A layer of charcoal-flecked dark brown silt was noted between 6.1m and 7.2m from the northern end of the cutting; it butted up against a layer of large subangular stones that were contained in a matrix of dark brown silt. This layer extended up to 9.2m from the northern end of the cutting. The band of stones seemed to run at an oblique angle to the line of the cutting and it seems likely that it is the last remnant of a stone footing for a stone wall. Modern crockery, glass and iron artefacts were found among and under the stones. The rest of the cutting contained a layer of mid-brown sandy silt, which was flecked with charcoal.

The only other feature in the cutting was a slight hollow in the natural that was filled with a deposit of small stones in a matrix of charcoal-flecked, mid-brown silt between 3.8m and 4.7m from the northern end of the cutting; a single piece of modern china was found in this layer.
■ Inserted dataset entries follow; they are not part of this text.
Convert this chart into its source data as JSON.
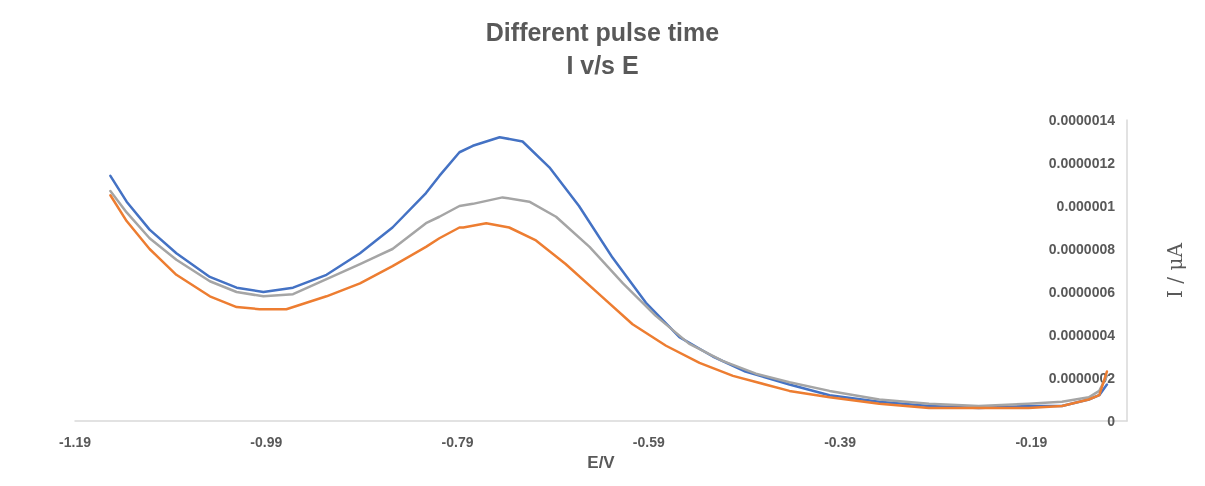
{
  "chart_data": {
    "type": "line",
    "title": "Different pulse time",
    "subtitle": "I v/s E",
    "xlabel": "E/V",
    "ylabel": "I / μA",
    "xlim": [
      -1.19,
      -0.09
    ],
    "xticks": [
      -1.19,
      -0.99,
      -0.79,
      -0.59,
      -0.39,
      -0.19
    ],
    "ylim": [
      0,
      1.4e-06
    ],
    "yticks": [
      0,
      {
        "value": 2e-07,
        "label": "0.0000002"
      },
      {
        "value": 4e-07,
        "label": "0.0000004"
      },
      {
        "value": 6e-07,
        "label": "0.0000006"
      },
      {
        "value": 8e-07,
        "label": "0.0000008"
      },
      {
        "value": 1e-06,
        "label": "0.000001"
      },
      {
        "value": 1.2e-06,
        "label": "0.0000012"
      },
      {
        "value": 1.4e-06,
        "label": "0.0000014"
      }
    ],
    "marker": "none",
    "line_style": "solid",
    "series": [
      {
        "color": "#4472c4",
        "x": [
          -1.153,
          -1.136,
          -1.112,
          -1.084,
          -1.049,
          -1.021,
          -0.993,
          -0.962,
          -0.927,
          -0.892,
          -0.858,
          -0.823,
          -0.809,
          -0.788,
          -0.774,
          -0.746,
          -0.722,
          -0.694,
          -0.663,
          -0.628,
          -0.593,
          -0.558,
          -0.523,
          -0.489,
          -0.443,
          -0.401,
          -0.349,
          -0.297,
          -0.245,
          -0.193,
          -0.158,
          -0.13,
          -0.119,
          -0.111
        ],
        "values": [
          1.14e-06,
          1.02e-06,
          8.9e-07,
          7.8e-07,
          6.7e-07,
          6.2e-07,
          6e-07,
          6.2e-07,
          6.8e-07,
          7.8e-07,
          9e-07,
          1.06e-06,
          1.14e-06,
          1.25e-06,
          1.28e-06,
          1.32e-06,
          1.3e-06,
          1.18e-06,
          1e-06,
          7.6e-07,
          5.5e-07,
          3.9e-07,
          3e-07,
          2.3e-07,
          1.7e-07,
          1.2e-07,
          9e-08,
          7e-08,
          6e-08,
          7e-08,
          7e-08,
          1e-07,
          1.2e-07,
          1.7e-07
        ]
      },
      {
        "color": "#a5a5a5",
        "x": [
          -1.153,
          -1.136,
          -1.112,
          -1.084,
          -1.049,
          -1.021,
          -0.993,
          -0.962,
          -0.927,
          -0.892,
          -0.858,
          -0.823,
          -0.809,
          -0.788,
          -0.774,
          -0.743,
          -0.715,
          -0.687,
          -0.652,
          -0.617,
          -0.583,
          -0.548,
          -0.513,
          -0.478,
          -0.443,
          -0.401,
          -0.349,
          -0.297,
          -0.245,
          -0.193,
          -0.158,
          -0.13,
          -0.119,
          -0.111
        ],
        "values": [
          1.07e-06,
          9.7e-07,
          8.5e-07,
          7.5e-07,
          6.5e-07,
          6e-07,
          5.8e-07,
          5.9e-07,
          6.6e-07,
          7.3e-07,
          8e-07,
          9.2e-07,
          9.5e-07,
          1e-06,
          1.01e-06,
          1.04e-06,
          1.02e-06,
          9.5e-07,
          8.1e-07,
          6.4e-07,
          4.9e-07,
          3.6e-07,
          2.8e-07,
          2.2e-07,
          1.8e-07,
          1.4e-07,
          1e-07,
          8e-08,
          7e-08,
          8e-08,
          9e-08,
          1.1e-07,
          1.4e-07,
          2.1e-07
        ]
      },
      {
        "color": "#ed7d31",
        "x": [
          -1.153,
          -1.136,
          -1.112,
          -1.084,
          -1.049,
          -1.021,
          -0.997,
          -0.969,
          -0.927,
          -0.892,
          -0.858,
          -0.823,
          -0.809,
          -0.788,
          -0.784,
          -0.76,
          -0.736,
          -0.708,
          -0.677,
          -0.642,
          -0.607,
          -0.572,
          -0.537,
          -0.502,
          -0.443,
          -0.401,
          -0.349,
          -0.297,
          -0.245,
          -0.193,
          -0.158,
          -0.13,
          -0.119,
          -0.111
        ],
        "values": [
          1.05e-06,
          9.3e-07,
          8e-07,
          6.8e-07,
          5.8e-07,
          5.3e-07,
          5.2e-07,
          5.2e-07,
          5.8e-07,
          6.4e-07,
          7.2e-07,
          8.1e-07,
          8.5e-07,
          9e-07,
          9e-07,
          9.2e-07,
          9e-07,
          8.4e-07,
          7.3e-07,
          5.9e-07,
          4.5e-07,
          3.5e-07,
          2.7e-07,
          2.1e-07,
          1.4e-07,
          1.1e-07,
          8e-08,
          6e-08,
          6e-08,
          6e-08,
          7e-08,
          1e-07,
          1.2e-07,
          2.3e-07
        ]
      }
    ]
  }
}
Cutting 2 (5m long by 1m wide) was located 12m southeast of Cutting 1 at the top of an east-facing slope; nothing of archaeological interest was found in this cutting, which was excavated to a maximum depth of 0.36m.

The assessment confirmed that this is the location of the settlement depicted on the first-edition OS map; on the basis of the excavated remains, these houses appear to have been in use in the nineteenth century.